25 En er klonk een stem van boven het gewelf, dat op hun hoofden rustte.
Och när de stilla stodo, och läto vingarna neder, så dundrade i himmelen öfver dem.
26 Boven het gewelf, dat op hun hoofden rustte, was iets dat er uitzag als saffiersteen: het had de vorm van een troon. En boven wat op een troon geleek, bevond zich een gestalte, die er uitzag als een mens.
Och öfver himmelen, som öfver dem var, var lika som en saphir, såsom en stol, och på dem stolenom satt en, lik ene mennisko.
27 Boven hetgeen op zijn heupen geleek zag ik het blinken als glanzend metaal, als vuur waar een scherm omheen staat; en onder hetgeen op zijn heupen geleek zag ik iets, dat met vuur overeenkwam. Er hing een glans omheen;
Och jag såg, och det var såsom ett klart ljus; och innantill var det såsom en eld allt omkring; ifrå hans länder upp och neder såg jag såsom en eld blänka allt omkring.
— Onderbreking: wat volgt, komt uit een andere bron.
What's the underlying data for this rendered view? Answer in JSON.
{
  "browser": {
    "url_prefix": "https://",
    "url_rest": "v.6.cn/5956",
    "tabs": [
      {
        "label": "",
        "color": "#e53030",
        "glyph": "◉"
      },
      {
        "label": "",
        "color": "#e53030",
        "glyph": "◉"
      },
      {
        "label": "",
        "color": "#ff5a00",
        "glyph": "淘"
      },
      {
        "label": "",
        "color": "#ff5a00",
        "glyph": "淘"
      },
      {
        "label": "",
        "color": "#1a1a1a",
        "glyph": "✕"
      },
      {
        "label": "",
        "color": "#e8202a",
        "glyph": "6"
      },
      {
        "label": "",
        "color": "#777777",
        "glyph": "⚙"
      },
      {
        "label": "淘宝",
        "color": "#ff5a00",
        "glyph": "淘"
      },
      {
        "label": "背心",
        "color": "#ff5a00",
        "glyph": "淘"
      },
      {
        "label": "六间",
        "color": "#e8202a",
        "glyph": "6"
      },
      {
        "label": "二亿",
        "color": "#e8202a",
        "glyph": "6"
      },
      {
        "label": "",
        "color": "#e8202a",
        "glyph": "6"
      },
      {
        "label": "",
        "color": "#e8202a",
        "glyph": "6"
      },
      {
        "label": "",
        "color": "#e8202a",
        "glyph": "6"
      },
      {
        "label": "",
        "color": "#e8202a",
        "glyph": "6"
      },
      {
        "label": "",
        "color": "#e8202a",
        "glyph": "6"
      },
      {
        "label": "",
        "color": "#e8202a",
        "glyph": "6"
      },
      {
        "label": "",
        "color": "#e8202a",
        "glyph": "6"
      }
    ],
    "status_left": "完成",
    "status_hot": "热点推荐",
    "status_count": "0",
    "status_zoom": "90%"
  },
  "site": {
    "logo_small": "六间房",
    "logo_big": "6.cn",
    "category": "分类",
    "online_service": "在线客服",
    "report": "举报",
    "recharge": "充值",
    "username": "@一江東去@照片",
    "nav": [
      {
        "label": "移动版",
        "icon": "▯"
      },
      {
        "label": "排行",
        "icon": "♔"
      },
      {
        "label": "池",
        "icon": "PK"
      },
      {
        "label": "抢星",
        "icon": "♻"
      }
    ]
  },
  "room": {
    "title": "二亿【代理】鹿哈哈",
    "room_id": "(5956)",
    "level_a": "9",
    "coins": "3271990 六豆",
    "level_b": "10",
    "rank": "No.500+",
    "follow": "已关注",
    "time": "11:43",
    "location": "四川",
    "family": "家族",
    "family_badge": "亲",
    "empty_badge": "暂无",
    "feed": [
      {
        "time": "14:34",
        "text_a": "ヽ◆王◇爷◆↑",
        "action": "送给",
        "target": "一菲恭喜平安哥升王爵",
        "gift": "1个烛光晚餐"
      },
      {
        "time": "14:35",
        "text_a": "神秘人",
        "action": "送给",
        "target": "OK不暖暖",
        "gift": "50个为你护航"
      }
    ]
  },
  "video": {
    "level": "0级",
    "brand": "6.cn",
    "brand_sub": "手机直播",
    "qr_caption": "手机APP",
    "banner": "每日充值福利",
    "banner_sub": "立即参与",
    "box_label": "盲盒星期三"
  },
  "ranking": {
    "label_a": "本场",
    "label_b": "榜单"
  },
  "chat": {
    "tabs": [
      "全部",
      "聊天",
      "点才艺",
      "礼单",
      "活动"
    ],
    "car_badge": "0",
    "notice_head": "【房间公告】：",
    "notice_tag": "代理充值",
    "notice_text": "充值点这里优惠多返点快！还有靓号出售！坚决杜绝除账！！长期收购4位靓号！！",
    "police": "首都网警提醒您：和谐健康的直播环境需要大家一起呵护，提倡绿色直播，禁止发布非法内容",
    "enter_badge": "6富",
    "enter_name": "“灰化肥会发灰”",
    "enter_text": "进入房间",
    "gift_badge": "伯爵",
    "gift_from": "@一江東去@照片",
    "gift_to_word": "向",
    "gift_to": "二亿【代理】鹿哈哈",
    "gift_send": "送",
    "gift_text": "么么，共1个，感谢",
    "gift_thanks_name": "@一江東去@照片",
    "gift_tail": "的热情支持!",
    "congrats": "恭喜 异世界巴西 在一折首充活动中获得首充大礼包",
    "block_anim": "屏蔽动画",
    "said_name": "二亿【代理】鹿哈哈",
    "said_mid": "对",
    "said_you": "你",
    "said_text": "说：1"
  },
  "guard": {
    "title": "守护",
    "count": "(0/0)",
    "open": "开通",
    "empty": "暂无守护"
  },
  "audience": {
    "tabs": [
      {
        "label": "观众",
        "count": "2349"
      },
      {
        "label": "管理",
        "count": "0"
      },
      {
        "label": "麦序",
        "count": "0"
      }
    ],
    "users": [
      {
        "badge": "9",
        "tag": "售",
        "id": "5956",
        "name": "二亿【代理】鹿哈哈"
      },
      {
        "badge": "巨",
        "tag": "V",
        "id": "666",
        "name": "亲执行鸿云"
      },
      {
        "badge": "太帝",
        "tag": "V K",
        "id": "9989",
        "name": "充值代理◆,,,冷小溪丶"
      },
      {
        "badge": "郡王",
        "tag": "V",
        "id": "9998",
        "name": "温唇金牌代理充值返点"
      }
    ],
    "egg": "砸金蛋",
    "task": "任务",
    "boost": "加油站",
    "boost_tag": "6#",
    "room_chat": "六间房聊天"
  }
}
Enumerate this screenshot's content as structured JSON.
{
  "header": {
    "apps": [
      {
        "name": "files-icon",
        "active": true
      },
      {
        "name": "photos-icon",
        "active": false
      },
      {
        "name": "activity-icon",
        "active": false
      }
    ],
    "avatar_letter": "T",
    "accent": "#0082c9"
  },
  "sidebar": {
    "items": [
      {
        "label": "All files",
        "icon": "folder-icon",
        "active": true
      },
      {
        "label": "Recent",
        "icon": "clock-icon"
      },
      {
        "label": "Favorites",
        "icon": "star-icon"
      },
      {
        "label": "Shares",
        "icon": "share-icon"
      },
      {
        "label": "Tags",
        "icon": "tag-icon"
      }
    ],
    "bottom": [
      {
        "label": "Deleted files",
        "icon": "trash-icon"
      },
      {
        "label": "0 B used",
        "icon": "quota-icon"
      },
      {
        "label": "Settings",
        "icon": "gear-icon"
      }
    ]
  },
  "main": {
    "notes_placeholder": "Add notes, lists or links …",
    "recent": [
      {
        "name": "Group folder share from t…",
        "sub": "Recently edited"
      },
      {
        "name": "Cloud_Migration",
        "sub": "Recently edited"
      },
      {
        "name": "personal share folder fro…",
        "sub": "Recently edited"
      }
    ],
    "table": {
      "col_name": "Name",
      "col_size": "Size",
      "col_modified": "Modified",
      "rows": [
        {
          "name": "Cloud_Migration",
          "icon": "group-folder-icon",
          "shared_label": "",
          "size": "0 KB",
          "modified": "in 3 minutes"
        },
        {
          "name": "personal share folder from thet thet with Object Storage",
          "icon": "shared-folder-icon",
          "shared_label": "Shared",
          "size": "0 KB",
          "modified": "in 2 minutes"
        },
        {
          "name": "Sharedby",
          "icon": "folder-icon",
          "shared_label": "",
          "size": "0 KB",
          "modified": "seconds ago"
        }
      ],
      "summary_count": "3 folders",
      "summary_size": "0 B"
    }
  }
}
28 en die glans daaromheen geleek op de boog, die op een regendag in de wolken staat. Zo zag ik de gedaante van Jahweh’s heerlijkheid. En toen ik ze zag, viel ik plat ter aarde, en hoorde ik de stem van iemand die sprak.
Lika som regnbågen synes i molnskynom, när regnat hafver, så blänkte det allt omkring. Detta var Herrans härlighets anseende; och då jag det sett hade, föll jag uppå mitt ansigte, och hörde en tala.